During the last analytics ops sync we decided to test a rolling restart of cassandra on aqs100[123] to double check if last month's performance improvements (latency going down, no more 50X errors, etc..) were due to the cassandra restarts rather than other changes (the candidates were JVM upgrades and new aqs-loader user).

Result: same big performance improvement registered

Screen Shot 2016-08-31 at 2.34.36 PM.png (248×1 px, 115 KB)

Screen Shot 2016-08-31 at 2.34.20 PM.png (771×1 px, 597 KB)

Screen Shot 2016-08-31 at 2.41.06 PM.png (252×1 px, 193 KB)

aqs1001 was the first at around 9:50 UTC, meanwhile aqs100[23] followed more or less two hours afterwards. Some thing to notice:

  1. latency dropped right after the first restart;
  2. READ message dropped and 50X went away after all the nodes were restarted.

Read latency followed the same pattern:

Screen Shot 2016-08-31 at 2.48.55 PM.png (227×1 px, 156 KB)

The number of IOPS dropped for the raid arrays, for example on aqs1001:

Screen Shot 2016-08-31 at 2.58.57 PM.png (458×1 px, 142 KB)

Today I tried to look into all the per article metrics in Graphite to check for any relevant pattern. The rationale is that $something triggers IOPS on disk that eventually turn into timeouts and user errors.

One good read is http://www.datastax.com/dev/blog/rapid-read-protection-in-cassandra-2-0-2
Cassandra by default elects a node as Coordinator, responsible to write/read data following the consistency chosen (ONE, QUORUM, etc..). By default the coordinator issue a second request to another node if more than p99 latency time has passed as "speculative", and the first one returning will win. This might affect performances when timeouts start to happen since more of them could be triggered by speculative actions. There is a counter metric for the per article keyspace that shows a steady increase (as expected), but its rate per second is not really telling us anything: https://grafana.wikimedia.org/dashboard/db/aqs-elukey?panelId=20&fullscreen

I checked also Key and Row cache, but the latter seems not used at all (even if afaics it is configured).
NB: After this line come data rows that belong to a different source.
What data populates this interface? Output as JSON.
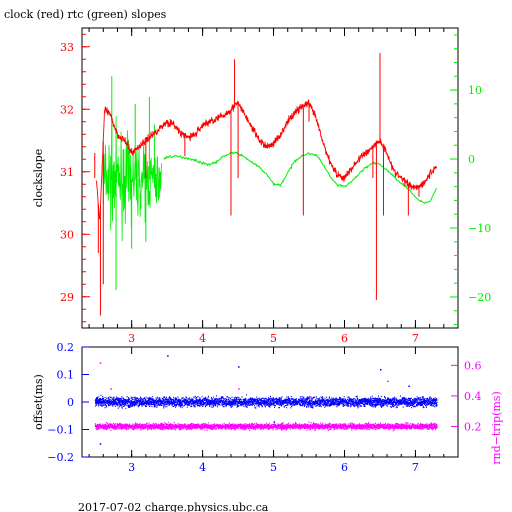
{
  "title": "clock (red) rtc (green) slopes",
  "footer": "2017-07-02 charge.physics.ubc.ca",
  "colors": {
    "red": "#ff0000",
    "green": "#00ee00",
    "blue": "#0000ff",
    "magenta": "#ff00ff",
    "black": "#000000"
  },
  "chart_data": [
    {
      "type": "line",
      "title": "clock (red) rtc (green) slopes",
      "ylabel": "clockslope",
      "xlim": [
        2.3,
        7.6
      ],
      "ylim": [
        28.5,
        33.3
      ],
      "y2lim": [
        -24.5,
        19
      ],
      "x_ticks": [
        3,
        4,
        5,
        6,
        7
      ],
      "x_tick_labels": [
        "3",
        "4",
        "5",
        "6",
        "7"
      ],
      "y_ticks": [
        29,
        30,
        31,
        32,
        33
      ],
      "y_tick_labels": [
        "29",
        "30",
        "31",
        "32",
        "33"
      ],
      "y2_ticks": [
        -20,
        -10,
        0,
        10
      ],
      "y2_tick_labels": [
        "−20",
        "−10",
        "0",
        "10"
      ],
      "series": [
        {
          "name": "clock (red)",
          "color": "#ff0000",
          "axis": "left",
          "x": [
            2.5,
            2.55,
            2.62,
            2.7,
            2.8,
            2.9,
            3.0,
            3.1,
            3.2,
            3.3,
            3.4,
            3.5,
            3.6,
            3.7,
            3.8,
            3.9,
            4.0,
            4.1,
            4.2,
            4.3,
            4.4,
            4.5,
            4.6,
            4.7,
            4.8,
            4.9,
            5.0,
            5.1,
            5.2,
            5.3,
            5.4,
            5.5,
            5.6,
            5.7,
            5.8,
            5.9,
            6.0,
            6.1,
            6.2,
            6.3,
            6.4,
            6.5,
            6.6,
            6.7,
            6.8,
            6.9,
            7.0,
            7.1,
            7.2,
            7.3
          ],
          "y": [
            30.9,
            30.2,
            32.0,
            31.9,
            31.6,
            31.5,
            31.3,
            31.4,
            31.5,
            31.6,
            31.7,
            31.8,
            31.75,
            31.6,
            31.55,
            31.6,
            31.75,
            31.8,
            31.85,
            31.9,
            32.0,
            32.1,
            31.9,
            31.7,
            31.5,
            31.4,
            31.45,
            31.6,
            31.8,
            31.95,
            32.05,
            32.1,
            31.85,
            31.45,
            31.15,
            30.95,
            30.9,
            31.05,
            31.2,
            31.3,
            31.4,
            31.5,
            31.3,
            31.0,
            30.9,
            30.8,
            30.75,
            30.8,
            30.95,
            31.1
          ],
          "spikes": [
            {
              "x": 2.48,
              "y": 31.3
            },
            {
              "x": 2.53,
              "y": 29.7
            },
            {
              "x": 2.56,
              "y": 28.7
            },
            {
              "x": 2.6,
              "y": 29.2
            },
            {
              "x": 3.2,
              "y": 30.9
            },
            {
              "x": 3.75,
              "y": 31.25
            },
            {
              "x": 4.4,
              "y": 30.3
            },
            {
              "x": 4.45,
              "y": 32.8
            },
            {
              "x": 4.5,
              "y": 30.9
            },
            {
              "x": 5.42,
              "y": 30.3
            },
            {
              "x": 5.5,
              "y": 31.8
            },
            {
              "x": 6.4,
              "y": 30.9
            },
            {
              "x": 6.45,
              "y": 28.95
            },
            {
              "x": 6.5,
              "y": 32.9
            },
            {
              "x": 6.55,
              "y": 30.3
            },
            {
              "x": 6.9,
              "y": 30.3
            },
            {
              "x": 7.05,
              "y": 30.6
            }
          ]
        },
        {
          "name": "rtc (green)",
          "color": "#00ee00",
          "axis": "right",
          "x": [
            3.45,
            3.5,
            3.6,
            3.7,
            3.8,
            3.9,
            4.0,
            4.1,
            4.2,
            4.3,
            4.4,
            4.5,
            4.6,
            4.7,
            4.8,
            4.9,
            5.0,
            5.1,
            5.2,
            5.3,
            5.4,
            5.5,
            5.6,
            5.7,
            5.8,
            5.9,
            6.0,
            6.1,
            6.2,
            6.3,
            6.4,
            6.5,
            6.6,
            6.7,
            6.8,
            6.9,
            7.0,
            7.1,
            7.2,
            7.3
          ],
          "y": [
            0.0,
            0.3,
            0.4,
            0.3,
            0.1,
            -0.2,
            -0.6,
            -0.8,
            -0.4,
            0.4,
            0.9,
            0.8,
            0.2,
            -0.5,
            -1.2,
            -2.2,
            -3.6,
            -3.8,
            -2.0,
            -0.3,
            0.5,
            0.8,
            0.6,
            -0.8,
            -2.6,
            -3.8,
            -4.0,
            -3.3,
            -2.2,
            -1.2,
            -0.6,
            -0.8,
            -1.6,
            -2.6,
            -3.5,
            -4.3,
            -5.6,
            -6.3,
            -6.2,
            -4.2
          ],
          "noise_band": {
            "x_from": 2.6,
            "x_to": 3.42,
            "y_from": -19,
            "y_to": 12,
            "center": -3
          }
        }
      ]
    },
    {
      "type": "scatter",
      "ylabel": "offset(ms)",
      "y2label": "rnd−trip(ms)",
      "xlim": [
        2.3,
        7.6
      ],
      "ylim": [
        -0.2,
        0.2
      ],
      "y2lim": [
        0.0,
        0.72
      ],
      "x_ticks": [
        3,
        4,
        5,
        6,
        7
      ],
      "x_tick_labels": [
        "3",
        "4",
        "5",
        "6",
        "7"
      ],
      "y_ticks": [
        -0.2,
        -0.1,
        0,
        0.1,
        0.2
      ],
      "y_tick_labels": [
        "−0.2",
        "−0.1",
        "0",
        "0.1",
        "0.2"
      ],
      "y2_ticks": [
        0.2,
        0.4,
        0.6
      ],
      "y2_tick_labels": [
        "0.2",
        "0.4",
        "0.6"
      ],
      "series": [
        {
          "name": "offset",
          "color": "#0000ff",
          "axis": "left",
          "x_range": [
            2.48,
            7.3
          ],
          "center": 0.0,
          "spread": 0.03,
          "outliers": [
            {
              "x": 2.55,
              "y": -0.15
            },
            {
              "x": 3.5,
              "y": 0.17
            },
            {
              "x": 4.5,
              "y": 0.13
            },
            {
              "x": 5.0,
              "y": -0.07
            },
            {
              "x": 6.5,
              "y": 0.12
            },
            {
              "x": 6.9,
              "y": 0.06
            }
          ]
        },
        {
          "name": "rnd-trip",
          "color": "#ff00ff",
          "axis": "right",
          "x_range": [
            2.48,
            7.3
          ],
          "center": 0.2,
          "spread": 0.04,
          "outliers": [
            {
              "x": 2.55,
              "y": 0.62
            },
            {
              "x": 2.7,
              "y": 0.45
            },
            {
              "x": 4.5,
              "y": 0.45
            },
            {
              "x": 5.5,
              "y": 0.4
            },
            {
              "x": 6.6,
              "y": 0.5
            }
          ]
        }
      ]
    }
  ]
}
Checked the OS page cache but I don't see huge variations from server-board, maybe there are some Cassandra tunables that I am not aware of.
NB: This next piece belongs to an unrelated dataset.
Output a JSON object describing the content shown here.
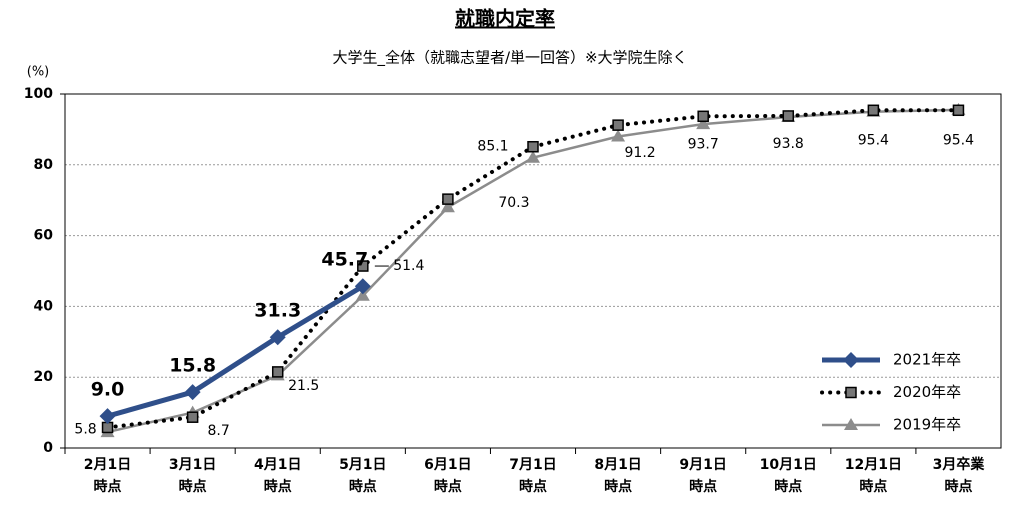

What it might happen is that a rise in traffic (we observed it during the past month for per article data) causes a lot more IOPs to disks due to reads, and at some point a threshold is crossed and timeouts starts to happen causing 50X. This threshold could be related to big and expensive queries coming from restbase requiring more SSTable reads.

One possible way to have more insight would be http://techblog.netflix.com/2015/07/java-in-flames.html

I checked kernel+jdk should support this. The only requirement would be to start the JVM with -XX:+PreserveFramePointer (that causes a bit of CPU overhead since less optimizations are made)

Milimetric set the point value for this task to 5.Sep 15 2016, 3:51 PM
Milimetric moved this task from Paused to In Progress on the Analytics-Kanban board.
Milimetric moved this task from In Progress to Ready to Deploy on the Analytics-Kanban board.

As agreed with the team we will concentrate on putting the new cluster in production rather than keep going with this investigation. There are too many variables changed between the current one and the new one, we'll restart the investigations if we'll notice the same problem after the switch. I am almost sure that the actual issue is a combination of settings that all together leads to timeouts, almost all related to very slow rotating disks and a lot of random access due to inefficient compaction.